I met Bob, a longtime volunteer, mostly by accident, when I arrived. He had stepped outside from a work area just as I walked up to the entrance of the museum. A friendly old guy dressed in work clothes, we chatted about his trucking business; old Garages, which he and my dad both owned; and the cars that are at Marymount and scattered around Tacoma in storage.
After a bit, I left Bob and went in to pay my admission, and I was informed that it is by guided tour only and a tour would start in a “little” while. I was looking around the gift shop when I felt a tap on my arm… Bob… who very quietly said “c’mon”. He gave me a ride in a funny utility cart and we cruised past a small fortune worth of “barn find” condition cars, old motor homes, locomotives, farm equipment, buses, and trucks of all styles and sizes… and they were stashed everywhere, in sheds, in the open, and under trees. Then he pulled up to a giant remote building with an opaque plastic/canvas roof. Check the photo I took inside of the cars stacked 3-high on shelves. We got onto a high lift platform and Bob raised it to the third level for my pics. A private guided tour of the “backstage” area.

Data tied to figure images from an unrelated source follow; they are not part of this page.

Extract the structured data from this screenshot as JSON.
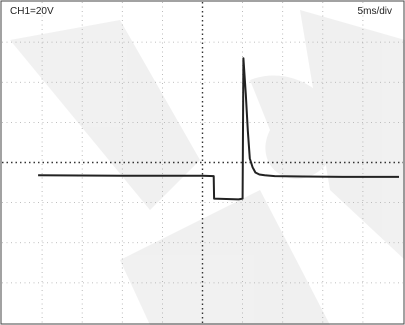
{
  "header": {
    "channel_label": "CH1=20V",
    "timebase_label": "5ms/div"
  },
  "chart_data": {
    "type": "line",
    "title": "",
    "xlabel": "",
    "ylabel": "",
    "x_divisions": 10,
    "y_divisions": 8,
    "grid": "dotted",
    "xlim": [
      -5,
      5
    ],
    "ylim": [
      -4,
      4
    ],
    "series": [
      {
        "name": "",
        "color": "#222222",
        "x": [
          -4.1,
          -2.0,
          0.0,
          0.28,
          0.29,
          0.9,
          1.0,
          1.02,
          1.08,
          1.13,
          1.18,
          1.25,
          1.32,
          1.42,
          1.55,
          1.8,
          2.5,
          3.5,
          4.9
        ],
        "y": [
          -0.32,
          -0.33,
          -0.33,
          -0.34,
          -0.9,
          -0.92,
          -0.9,
          2.6,
          1.7,
          0.8,
          0.1,
          -0.12,
          -0.25,
          -0.3,
          -0.32,
          -0.34,
          -0.35,
          -0.36,
          -0.36
        ]
      }
    ]
  }
}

Thanks, Bob, you made day.
When I returned to the main building, the tour was starting so off we went in a small group of about ten folks led by Todd, who obviously has done this many times. I cannot begin to tell you about all of the amazing vehicles and automobilia they have packed into the former swimming pool, gymnasium, and classrooms of this former school for troubled youth. It went on and on, with many smaller cars up on “shelves” built to hold them. It’s hard to name my favorite, but the white 1912 Tourist, a rare (made in California) horseless carriage and lone survivor up on the stage of the theater room sure got my attention.

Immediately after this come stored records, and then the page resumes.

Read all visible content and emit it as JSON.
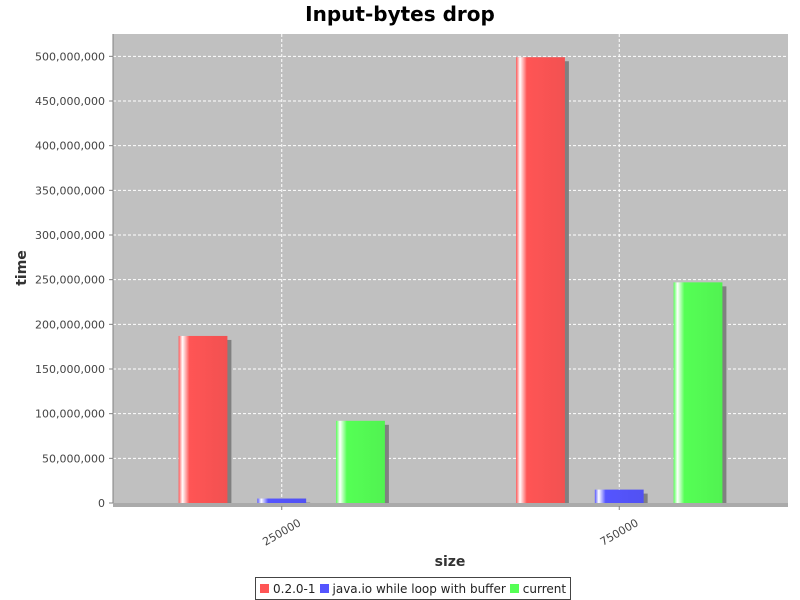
{
  "chart_data": {
    "type": "bar",
    "title": "Input-bytes drop",
    "xlabel": "size",
    "ylabel": "time",
    "categories": [
      "250000",
      "750000"
    ],
    "series": [
      {
        "name": "0.2.0-1",
        "color": "#ff5555",
        "values": [
          187000000,
          499000000
        ]
      },
      {
        "name": "java.io while loop with buffer",
        "color": "#5555ff",
        "values": [
          5000000,
          15000000
        ]
      },
      {
        "name": "current",
        "color": "#55ff55",
        "values": [
          92000000,
          247000000
        ]
      }
    ],
    "ylim": [
      0,
      525000000
    ],
    "yticks": [
      0,
      50000000,
      100000000,
      150000000,
      200000000,
      250000000,
      300000000,
      350000000,
      400000000,
      450000000,
      500000000
    ],
    "ytick_labels": [
      "0",
      "50,000,000",
      "100,000,000",
      "150,000,000",
      "200,000,000",
      "250,000,000",
      "300,000,000",
      "350,000,000",
      "400,000,000",
      "450,000,000",
      "500,000,000"
    ],
    "grid": true,
    "background": "#c0c0c0",
    "legend_position": "bottom"
  }
}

If you have any interest in old cars, visit them when you come to Seattle. (Find out more at www.lemaymarymount.org.)
My second stop was at the Lemay – America’s Car Museum (www.lemaymuseum.org), a brand new (opened two weeks ago) multi-million dollar facility located next door to the Dome in downtown Tacoma. The 350 cars here are the “cream of the crop” and are either restored to perfection or are in amazing original condition. This museum struck me as being quite sterile after the other one, more like an art gallery or museum of fine art, but maybe that’s just the old auto mechanic’s grease in my blood.
Check out the websites I have included for much more on both of these fine “meccas” of the old car world.